Hashed yum repositories

Each build is stored on a separate directory. A hashed structure is used for the directories, such as cd/af/cdaf2c77d974d5e794909313dceb3554be69a42e_4b1619fe. In this structure, cdaf2c77d974d5e794909313dceb3554be69a42e is the commit hash for the source git repo, and 4b1619fe is the short hash for the distgit commit. The first two directory levels (cd/af) are taken from the commit hash.

Post-build actions

After a package is built, we need to create a package repository with the latest version for every package in the project list. The post_build() function in shell.py takes care of that. The idea behind this is that the repo for each build will contain the most current version of each package to date.

To minimize the amount of storage used for each repo, DLRN does not copy the packages to the current hashed directory. Instead, post_build() iterates through the list of packages, finding the RPMs for their latest successful builds, and symlinks them in the current hashed directory.

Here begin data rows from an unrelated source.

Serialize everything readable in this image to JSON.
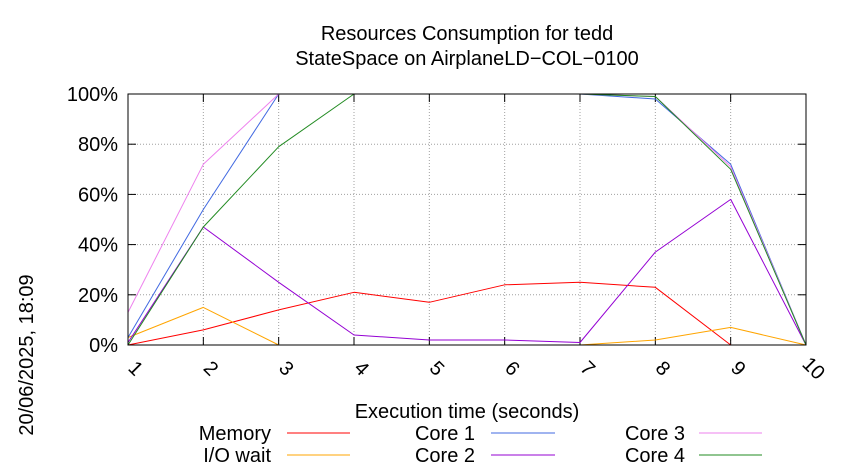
{
  "chart_data": {
    "type": "line",
    "title": "Resources Consumption for tedd",
    "subtitle": "StateSpace on AirplaneLD−COL−0100",
    "xlabel": "Execution time (seconds)",
    "ylabel": "",
    "side_label": "20/06/2025, 18:09",
    "x": [
      1,
      2,
      3,
      4,
      5,
      6,
      7,
      8,
      9,
      10
    ],
    "x_tick_labels": [
      "1",
      "2",
      "3",
      "4",
      "5",
      "6",
      "7",
      "8",
      "9",
      "10"
    ],
    "y_tick_values": [
      0,
      20,
      40,
      60,
      80,
      100
    ],
    "y_tick_labels": [
      "0%",
      "20%",
      "40%",
      "60%",
      "80%",
      "100%"
    ],
    "xlim": [
      1,
      10
    ],
    "ylim": [
      0,
      100
    ],
    "grid": true,
    "legend_position": "bottom",
    "series": [
      {
        "name": "Memory",
        "color": "#ff0000",
        "values": [
          0,
          6,
          14,
          21,
          17,
          24,
          25,
          23,
          0,
          0
        ]
      },
      {
        "name": "I/O wait",
        "color": "#ffa500",
        "values": [
          3,
          15,
          0,
          0,
          0,
          0,
          0,
          2,
          7,
          0
        ]
      },
      {
        "name": "Core 1",
        "color": "#4169e1",
        "values": [
          3,
          54,
          100,
          100,
          100,
          100,
          100,
          98,
          72,
          0
        ]
      },
      {
        "name": "Core 2",
        "color": "#9400d3",
        "values": [
          1,
          47,
          25,
          4,
          2,
          2,
          1,
          37,
          58,
          0
        ]
      },
      {
        "name": "Core 3",
        "color": "#ee82ee",
        "values": [
          13,
          72,
          100,
          100,
          100,
          100,
          100,
          99,
          71,
          0
        ]
      },
      {
        "name": "Core 4",
        "color": "#228b22",
        "values": [
          0,
          47,
          79,
          100,
          100,
          100,
          100,
          99,
          70,
          0
        ]
      }
    ]
  }
}
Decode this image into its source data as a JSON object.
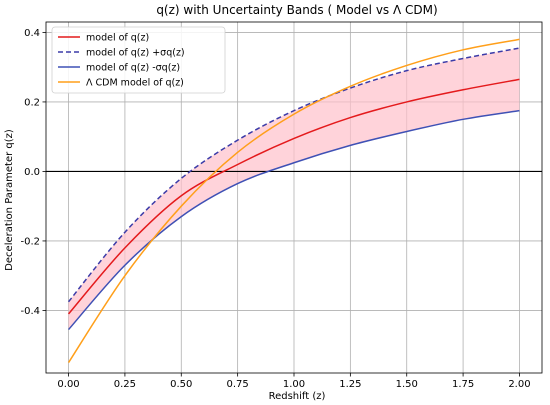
{
  "chart_data": {
    "type": "line",
    "title": "q(z) with Uncertainty Bands ( Model vs Λ CDM)",
    "xlabel": "Redshift (z)",
    "ylabel": "Deceleration Parameter q(z)",
    "xlim": [
      -0.1,
      2.1
    ],
    "ylim": [
      -0.58,
      0.43
    ],
    "xticks": [
      0.0,
      0.25,
      0.5,
      0.75,
      1.0,
      1.25,
      1.5,
      1.75,
      2.0
    ],
    "xtick_labels": [
      "0.00",
      "0.25",
      "0.50",
      "0.75",
      "1.00",
      "1.25",
      "1.50",
      "1.75",
      "2.00"
    ],
    "yticks": [
      -0.4,
      -0.2,
      0.0,
      0.2,
      0.4
    ],
    "ytick_labels": [
      "-0.4",
      "-0.2",
      "0.0",
      "0.2",
      "0.4"
    ],
    "grid": true,
    "legend_position": "upper-left",
    "horizontal_reference_line": 0.0,
    "x": [
      0.0,
      0.25,
      0.5,
      0.75,
      1.0,
      1.25,
      1.5,
      1.75,
      2.0
    ],
    "band": {
      "fill_color": "#ffc0cb",
      "lower_series": "model of q(z) -σq(z)",
      "upper_series": "model of q(z) +σq(z)"
    },
    "series": [
      {
        "name": "model of q(z)",
        "color": "#e41a1c",
        "style": "solid",
        "values": [
          -0.41,
          -0.22,
          -0.07,
          0.02,
          0.095,
          0.155,
          0.2,
          0.235,
          0.265
        ]
      },
      {
        "name": "model of q(z) +σq(z)",
        "color": "#3b3ba8",
        "style": "dashed",
        "values": [
          -0.375,
          -0.175,
          -0.02,
          0.09,
          0.175,
          0.24,
          0.29,
          0.325,
          0.355
        ]
      },
      {
        "name": "model of q(z) -σq(z)",
        "color": "#3f51b5",
        "style": "solid",
        "values": [
          -0.455,
          -0.27,
          -0.13,
          -0.035,
          0.025,
          0.075,
          0.115,
          0.15,
          0.175
        ]
      },
      {
        "name": "Λ CDM model of q(z)",
        "color": "#ff9f1a",
        "style": "solid",
        "values": [
          -0.55,
          -0.3,
          -0.1,
          0.055,
          0.165,
          0.245,
          0.305,
          0.35,
          0.38
        ]
      }
    ]
  }
}
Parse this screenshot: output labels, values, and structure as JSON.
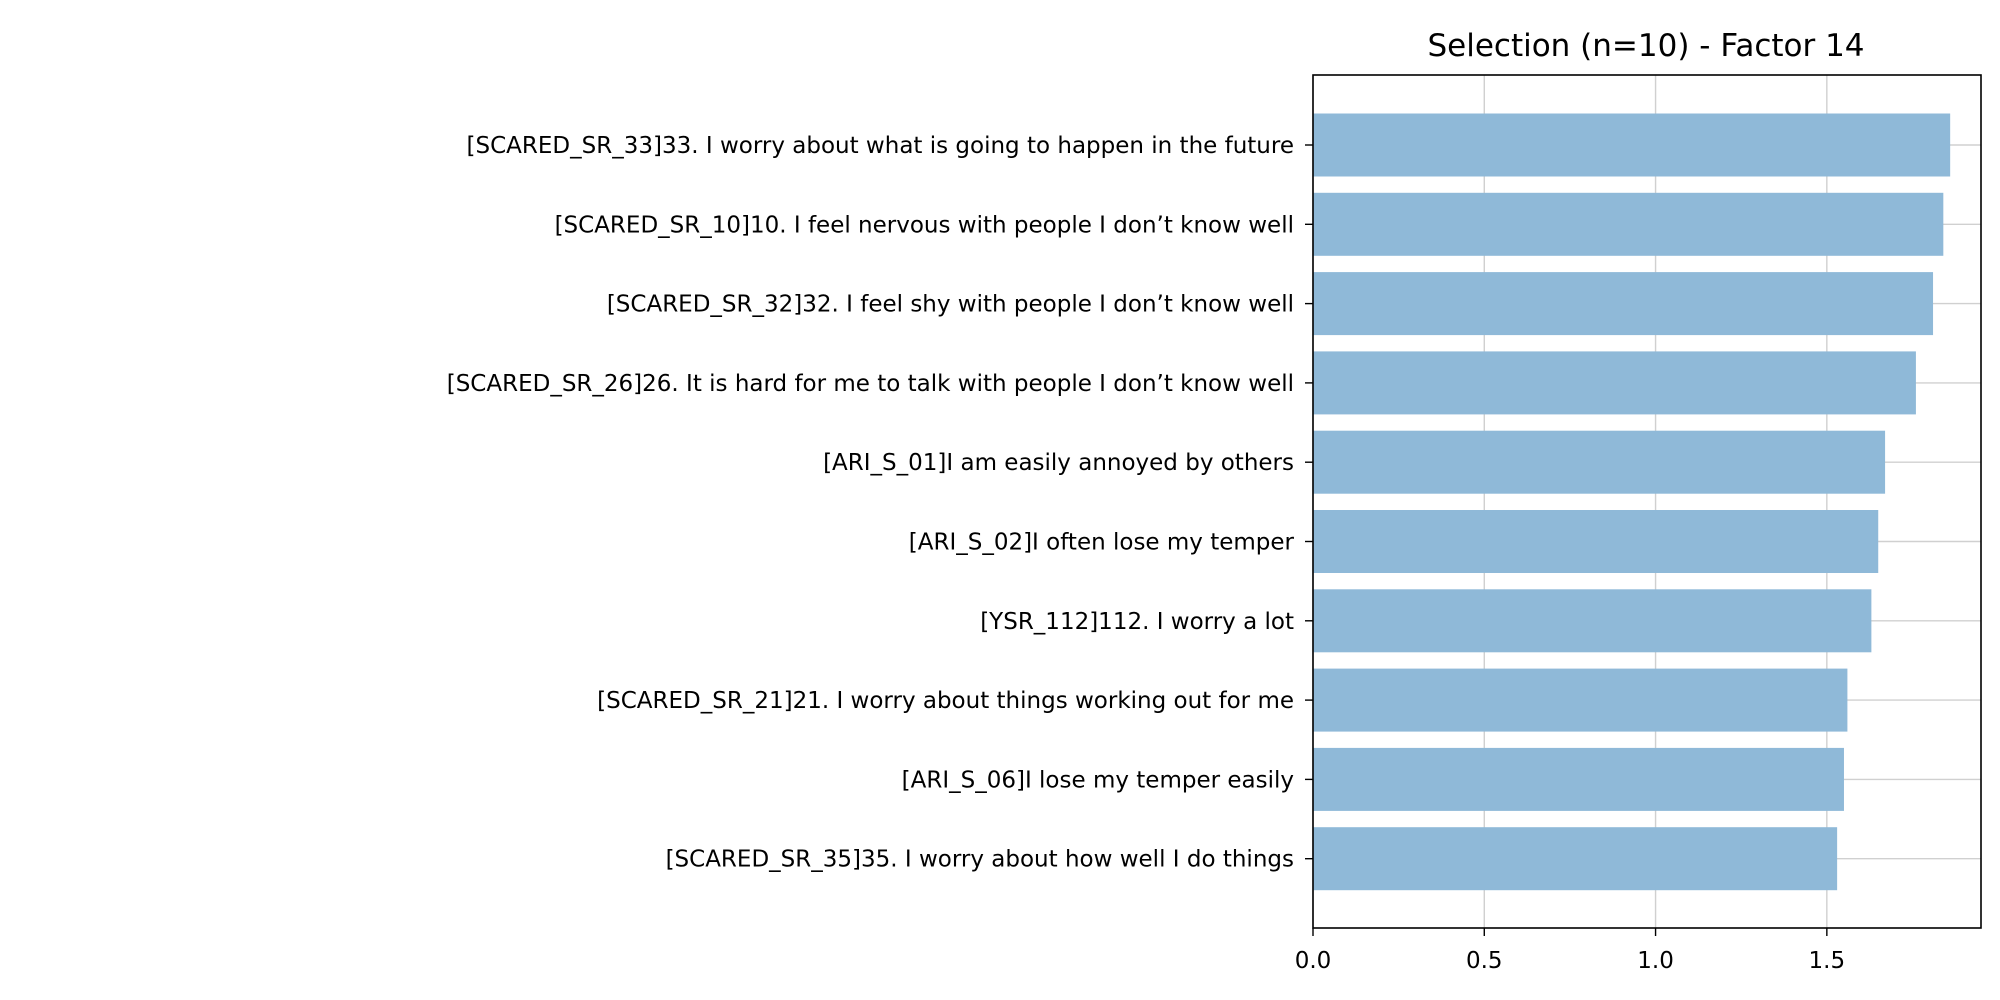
{
  "chart_data": {
    "type": "bar",
    "orientation": "horizontal",
    "title": "Selection (n=10) - Factor 14",
    "xlabel": "",
    "ylabel": "",
    "xlim": [
      0,
      1.95
    ],
    "xticks": [
      "0.0",
      "0.5",
      "1.0",
      "1.5"
    ],
    "grid": true,
    "bar_color": "#8fb9d8",
    "categories": [
      "[SCARED_SR_33]33. I worry about what is going to happen in the future",
      "[SCARED_SR_10]10. I feel nervous with people I don’t know well",
      "[SCARED_SR_32]32. I feel shy with people I don’t know well",
      "[SCARED_SR_26]26. It is hard for me to talk with people I don’t know well",
      "[ARI_S_01]I am easily annoyed by others",
      "[ARI_S_02]I often lose my temper",
      "[YSR_112]112. I worry a lot",
      "[SCARED_SR_21]21. I worry about things working out for me",
      "[ARI_S_06]I lose my temper easily",
      "[SCARED_SR_35]35. I worry about how well I do things"
    ],
    "values": [
      1.86,
      1.84,
      1.81,
      1.76,
      1.67,
      1.65,
      1.63,
      1.56,
      1.55,
      1.53
    ]
  }
}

It is probably easier to understand with an example:

  • Initially, we only have source commit 010b0a and distgit commit 020202 for project foo, then its hashed repo will look like:

    01/0b/010b0a_020202/foo-<version>.el7.centos.noarch.rpm
    
  • Then, we build project bar, with source commit 030303 and distgit commit 040404. Its hashed repo will be:

    03/03/030303_040404/bar-<version>.el7.centos.noarch.rpm
    03/03/030303_040404/foo-<version>.el7.centos.noarch.rpm -> ../../../01/0b/010b0a_020202/foo-<version>.el7.centos.noarch.rpm
    

    And the same process will be followed for every new package.

Error reporting

DLRN allows two different ways to notify build errors, both included in notifications.py:

  • A notification e-mail, sent using the sendnotifymail() function. The mail recipient list is taken from the maintainers project property.
  • A Gerrit review. This option makes use of a utility script submit_review.sh and the configured options in options.ini to create the review. It also adds the project maintainers to the generated review.

API internals

The API is described in detail in its own documentation.